Fear and Stubbornness

I wasn’t sure where to go from that last post, life happened, it went on. But in reality that’s where I got stuck, I let fear take over even if I would not have admitted it then. I was afraid of what people would say and I hated getting those looks. You know the ones, the look of pity because I was young and had this life tragedy happen. So I did what I did best and I pushed it all away, deep down somewhere, where that seed of fear would be left to spread beneath the surface unseen and undetected. I decided that I would choose who to tell and when to tell them. At first it was just my parents, and then it was my grandparents, 4 months went by before I told my sister, and I waited 10 months before telling the guy I was dating. Few friends knew and barely any family. I thought I was doing what was right for me, when I was actually strangling my support system. This fear of people knowing had me in cold sweats when I had to tell someone new. But I was stubborn, I refused to acknowledge this fear, because I felt I had to be brave and strong for those around me.

I went through years of riding this roller coaster. I got poked by needles, I had multiple doctors, and I even traveled across the country to seek answers. Over the years I slowly learned to accept the unknown, and to reach out to others. I’m still playing the waiting game, still have multiple doctors, still get poked by needles, still take a dozen pills, still struggle with side effects, still get tired, still have a hard time keeping my weight up, and still I live. Because in all of this I’ve learned that life is unexpected, no one has a crystal ball. You can make choice after choice and still you can not control the consequence of the choice.

So I continue to live with this disease and a transplant may be right around the corner, but I no longer let it define me. That is the important lesson: YOU and only you can define who you are, your aliments are only a part of you; they are not who you are. You have to live life to the fullest, pursue your passions and goals, and leave fear in the dust. Life is a journey, maybe it will take unexpected turns, but you are still a traveler in it and the only direction that can be taken is forward. So embrace what God has given to you and make something great happen!


Mystery Uncovered

I was lucky that blood tests don’t take very long at all and I was able to have a follow up appointment to go over them. All my levels were relatively normal, except for one major one. The GFR, also known as glomuler filtration rate. I was lucky, or perhaps unlucky for having taken Human Physiology and understanding what the GFR was and why it was important. When I was shown the test results I immediately knew what was wrong, it wasn’t something I could be naive about and wait to have it explained, but I also didn’t have to go through the shock in learning. Now that I have you all wondering what I’m talking about and have therefore hopefully successfully gotten your attention, let me explain.

The GFR is the rate at which your kidneys filter your blood. You can probably now guess where I’m going with this. The average GFR for a person in their 20’s is 116. My test results showed mine to be at 59. You guessed it, it was an ‘oh crap’ moment for me when I saw that, because I realized that my kidneys were for some unknown reason failing. Personally I think that because of the knowledge I had, I took it very well. My PCP then referred me to a Nephrologist: a kidney specialist. Of course there was more waiting, and I’m not the most patient person on the planet.

I’m not big on horoscopes, but there is an interesting characteristic that I have found that I have that is a “Virgo” characteristic: I’m not very outwardly emotional, I am more observant and tend to process emotions and feelings more then showing them. Some call it being cold, I call it an advantage, because it allows me to step back and see the bigger picture.

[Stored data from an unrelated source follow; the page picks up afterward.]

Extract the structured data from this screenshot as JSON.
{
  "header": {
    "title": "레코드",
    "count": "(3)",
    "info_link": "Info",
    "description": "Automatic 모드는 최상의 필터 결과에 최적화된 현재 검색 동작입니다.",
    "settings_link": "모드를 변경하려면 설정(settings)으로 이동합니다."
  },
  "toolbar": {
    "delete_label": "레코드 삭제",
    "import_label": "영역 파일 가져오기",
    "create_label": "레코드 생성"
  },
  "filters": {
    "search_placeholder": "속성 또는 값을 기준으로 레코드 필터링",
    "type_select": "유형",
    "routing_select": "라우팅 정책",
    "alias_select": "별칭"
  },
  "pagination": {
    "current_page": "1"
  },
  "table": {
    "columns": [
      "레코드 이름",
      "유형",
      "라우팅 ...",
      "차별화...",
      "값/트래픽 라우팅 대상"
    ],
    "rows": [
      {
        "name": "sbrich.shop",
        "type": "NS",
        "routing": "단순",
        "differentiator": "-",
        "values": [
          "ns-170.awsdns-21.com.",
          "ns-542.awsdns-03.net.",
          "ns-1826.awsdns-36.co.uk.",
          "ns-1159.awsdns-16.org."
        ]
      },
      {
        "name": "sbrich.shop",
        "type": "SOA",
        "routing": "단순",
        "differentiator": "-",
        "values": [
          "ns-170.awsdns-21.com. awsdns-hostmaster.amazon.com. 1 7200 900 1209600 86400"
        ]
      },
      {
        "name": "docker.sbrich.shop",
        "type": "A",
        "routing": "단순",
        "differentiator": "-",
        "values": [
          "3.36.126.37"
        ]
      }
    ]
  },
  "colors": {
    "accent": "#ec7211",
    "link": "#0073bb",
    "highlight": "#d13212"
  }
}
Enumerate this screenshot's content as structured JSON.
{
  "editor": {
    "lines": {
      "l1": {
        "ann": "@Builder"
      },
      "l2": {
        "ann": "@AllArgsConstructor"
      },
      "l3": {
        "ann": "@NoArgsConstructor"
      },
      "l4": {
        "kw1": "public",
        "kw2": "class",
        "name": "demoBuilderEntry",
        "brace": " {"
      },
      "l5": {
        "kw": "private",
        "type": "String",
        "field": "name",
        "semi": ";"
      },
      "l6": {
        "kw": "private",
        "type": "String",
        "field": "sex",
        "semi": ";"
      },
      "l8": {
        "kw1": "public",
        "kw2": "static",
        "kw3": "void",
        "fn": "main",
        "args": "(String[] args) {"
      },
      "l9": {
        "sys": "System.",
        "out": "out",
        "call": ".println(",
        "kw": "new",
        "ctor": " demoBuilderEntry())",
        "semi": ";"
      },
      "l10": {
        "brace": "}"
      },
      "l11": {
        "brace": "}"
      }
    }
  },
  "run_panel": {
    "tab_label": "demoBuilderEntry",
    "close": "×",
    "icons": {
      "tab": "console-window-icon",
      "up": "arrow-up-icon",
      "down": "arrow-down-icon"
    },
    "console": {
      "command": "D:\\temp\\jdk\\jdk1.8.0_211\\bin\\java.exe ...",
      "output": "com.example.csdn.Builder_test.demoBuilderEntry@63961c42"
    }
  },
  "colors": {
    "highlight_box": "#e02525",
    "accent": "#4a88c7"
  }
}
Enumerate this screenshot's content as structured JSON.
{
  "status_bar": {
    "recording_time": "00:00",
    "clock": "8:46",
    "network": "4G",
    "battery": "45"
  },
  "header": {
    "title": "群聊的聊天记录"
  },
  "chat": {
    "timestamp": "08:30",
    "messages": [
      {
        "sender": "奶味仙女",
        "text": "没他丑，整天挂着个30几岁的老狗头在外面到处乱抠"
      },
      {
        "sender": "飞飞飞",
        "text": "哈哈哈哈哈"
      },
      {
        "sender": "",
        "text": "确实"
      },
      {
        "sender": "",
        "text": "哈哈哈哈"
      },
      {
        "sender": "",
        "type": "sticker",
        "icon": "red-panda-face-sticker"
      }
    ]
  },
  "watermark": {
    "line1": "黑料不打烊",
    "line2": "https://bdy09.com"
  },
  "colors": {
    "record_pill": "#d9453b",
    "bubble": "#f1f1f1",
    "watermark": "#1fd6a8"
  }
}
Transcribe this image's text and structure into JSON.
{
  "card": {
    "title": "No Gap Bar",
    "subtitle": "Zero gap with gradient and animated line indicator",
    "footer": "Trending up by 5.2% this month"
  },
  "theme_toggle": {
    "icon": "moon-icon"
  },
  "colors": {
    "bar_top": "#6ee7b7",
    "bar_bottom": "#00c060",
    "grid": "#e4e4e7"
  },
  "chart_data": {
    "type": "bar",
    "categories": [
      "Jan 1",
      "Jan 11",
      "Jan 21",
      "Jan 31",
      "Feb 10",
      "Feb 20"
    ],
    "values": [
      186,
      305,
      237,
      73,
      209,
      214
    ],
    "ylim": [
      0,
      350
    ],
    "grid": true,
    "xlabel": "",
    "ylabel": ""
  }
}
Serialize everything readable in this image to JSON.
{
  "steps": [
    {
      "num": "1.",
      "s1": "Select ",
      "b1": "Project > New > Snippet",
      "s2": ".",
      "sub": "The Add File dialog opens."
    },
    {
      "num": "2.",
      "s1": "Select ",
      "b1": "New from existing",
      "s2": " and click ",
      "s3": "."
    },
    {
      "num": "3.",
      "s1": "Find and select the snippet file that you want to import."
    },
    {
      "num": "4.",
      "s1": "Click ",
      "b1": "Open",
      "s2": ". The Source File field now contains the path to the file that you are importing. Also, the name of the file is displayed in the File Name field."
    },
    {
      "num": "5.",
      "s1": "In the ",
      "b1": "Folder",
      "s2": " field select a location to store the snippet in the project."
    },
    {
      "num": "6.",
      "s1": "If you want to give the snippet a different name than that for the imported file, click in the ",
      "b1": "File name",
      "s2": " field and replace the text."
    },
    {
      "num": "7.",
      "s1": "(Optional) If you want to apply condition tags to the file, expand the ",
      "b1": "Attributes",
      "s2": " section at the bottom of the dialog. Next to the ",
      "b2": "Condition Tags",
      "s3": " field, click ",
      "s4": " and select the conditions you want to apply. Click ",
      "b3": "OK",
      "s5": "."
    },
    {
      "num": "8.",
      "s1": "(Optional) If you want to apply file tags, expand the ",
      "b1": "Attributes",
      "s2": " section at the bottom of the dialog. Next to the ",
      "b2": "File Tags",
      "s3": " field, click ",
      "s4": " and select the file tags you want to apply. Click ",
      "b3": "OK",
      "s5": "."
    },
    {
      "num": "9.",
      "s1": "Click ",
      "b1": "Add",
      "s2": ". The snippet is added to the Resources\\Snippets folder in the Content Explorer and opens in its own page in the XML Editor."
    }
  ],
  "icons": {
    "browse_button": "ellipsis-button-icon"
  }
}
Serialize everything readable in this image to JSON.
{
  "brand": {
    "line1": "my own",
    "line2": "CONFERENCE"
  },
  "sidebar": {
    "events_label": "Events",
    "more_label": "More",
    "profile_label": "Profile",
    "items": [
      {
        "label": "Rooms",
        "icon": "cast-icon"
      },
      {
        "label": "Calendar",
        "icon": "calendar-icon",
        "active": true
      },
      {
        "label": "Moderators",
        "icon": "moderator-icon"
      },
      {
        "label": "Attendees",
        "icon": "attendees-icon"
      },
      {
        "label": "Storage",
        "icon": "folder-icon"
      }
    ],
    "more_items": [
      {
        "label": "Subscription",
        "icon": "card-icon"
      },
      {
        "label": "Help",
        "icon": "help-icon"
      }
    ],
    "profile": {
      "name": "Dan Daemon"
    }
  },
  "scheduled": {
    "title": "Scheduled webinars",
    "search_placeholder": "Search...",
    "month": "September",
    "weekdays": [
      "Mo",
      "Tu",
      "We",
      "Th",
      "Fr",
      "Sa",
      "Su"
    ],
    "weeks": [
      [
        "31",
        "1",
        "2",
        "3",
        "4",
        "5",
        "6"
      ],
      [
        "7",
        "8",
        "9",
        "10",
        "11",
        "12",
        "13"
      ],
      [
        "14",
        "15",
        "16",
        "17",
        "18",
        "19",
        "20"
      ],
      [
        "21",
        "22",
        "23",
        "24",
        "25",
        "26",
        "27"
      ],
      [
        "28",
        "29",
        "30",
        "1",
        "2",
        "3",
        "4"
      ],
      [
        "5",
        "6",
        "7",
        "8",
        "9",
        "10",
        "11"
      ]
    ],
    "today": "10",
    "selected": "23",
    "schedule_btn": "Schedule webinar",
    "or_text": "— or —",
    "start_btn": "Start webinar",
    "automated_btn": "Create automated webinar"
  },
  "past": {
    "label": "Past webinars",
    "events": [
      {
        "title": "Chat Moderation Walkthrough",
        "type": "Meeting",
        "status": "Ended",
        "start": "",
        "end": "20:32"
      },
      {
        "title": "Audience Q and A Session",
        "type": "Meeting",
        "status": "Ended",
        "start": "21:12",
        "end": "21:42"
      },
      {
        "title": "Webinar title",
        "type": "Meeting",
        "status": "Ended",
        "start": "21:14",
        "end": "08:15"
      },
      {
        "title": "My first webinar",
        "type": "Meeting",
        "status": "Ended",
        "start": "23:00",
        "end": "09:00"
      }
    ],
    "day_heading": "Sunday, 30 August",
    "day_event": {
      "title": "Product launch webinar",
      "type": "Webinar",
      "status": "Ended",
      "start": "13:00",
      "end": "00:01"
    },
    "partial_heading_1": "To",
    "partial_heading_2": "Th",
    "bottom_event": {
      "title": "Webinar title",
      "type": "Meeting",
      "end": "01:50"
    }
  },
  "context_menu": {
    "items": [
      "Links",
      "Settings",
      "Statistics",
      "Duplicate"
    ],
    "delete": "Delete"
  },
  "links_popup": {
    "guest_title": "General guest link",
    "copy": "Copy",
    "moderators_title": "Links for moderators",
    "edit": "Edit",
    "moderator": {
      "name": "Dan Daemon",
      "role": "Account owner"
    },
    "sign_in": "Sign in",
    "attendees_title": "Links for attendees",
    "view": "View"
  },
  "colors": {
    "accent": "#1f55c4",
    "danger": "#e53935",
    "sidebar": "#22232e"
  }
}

I am the baby to a very caring and loving family. Which is why I let my mother accompany me to the kidney specialist. Interestingly enough I’ve come to find that most Kidney specialist are not US born. My first doctor was from somewhere in Africa, he was a tall man with an accent, had great patient care skills, and could draw diagrams upside down with skill. He took his time explaining to me and my mother how kidneys worked and the functions of them. He pointed out that my GFR put me in Stage 3 of 5 of chronic kidney disease and then to get a better idea of why I had this, he began asking questions about health history, family history, and symptoms. It was at that first appointment I became a bit of a medical mystery. You see I don’t have any family history, precursors, or symptoms that are associated with the disease I have. I’m not overwieght, I don’t have diabetes, I’m not in my 50’s, and I don’t have any symptom other than low energy levels to explain why me.

My doctor was stumped, he ordered multiple blood tests, an ultrasound, talked to other specialists in the field of Nephrology, and finally, months later he had me get a kidney biopsy. The biopsy was done in April, it was quite a simple process. In and out. I was given a sedative, wheeled into a CT room (the one machine that looks like a donut) they took a large needle with a hollow spring loaded needle inside and took multiple samples without having to stick me multiple times. After I was groggy but only had to wait a short time after. *Taa-daa* A cause was finally found! The very non-invasive biopsy revealed that an estimated 50% of my kidneys were scarred. The biopsied samples came back with the cause: ANCA vasculitis. For those of you like me, with very little to no medical background, this is an antibody that attaches to certain receptors in the body and destroys the vessels. Yep that’s right; my body had damaged itself. Luckily for me this ANCA thing was no longer active, although that also meant that the damage had been done and there was no way to treat it other than to wait for it to become active once again.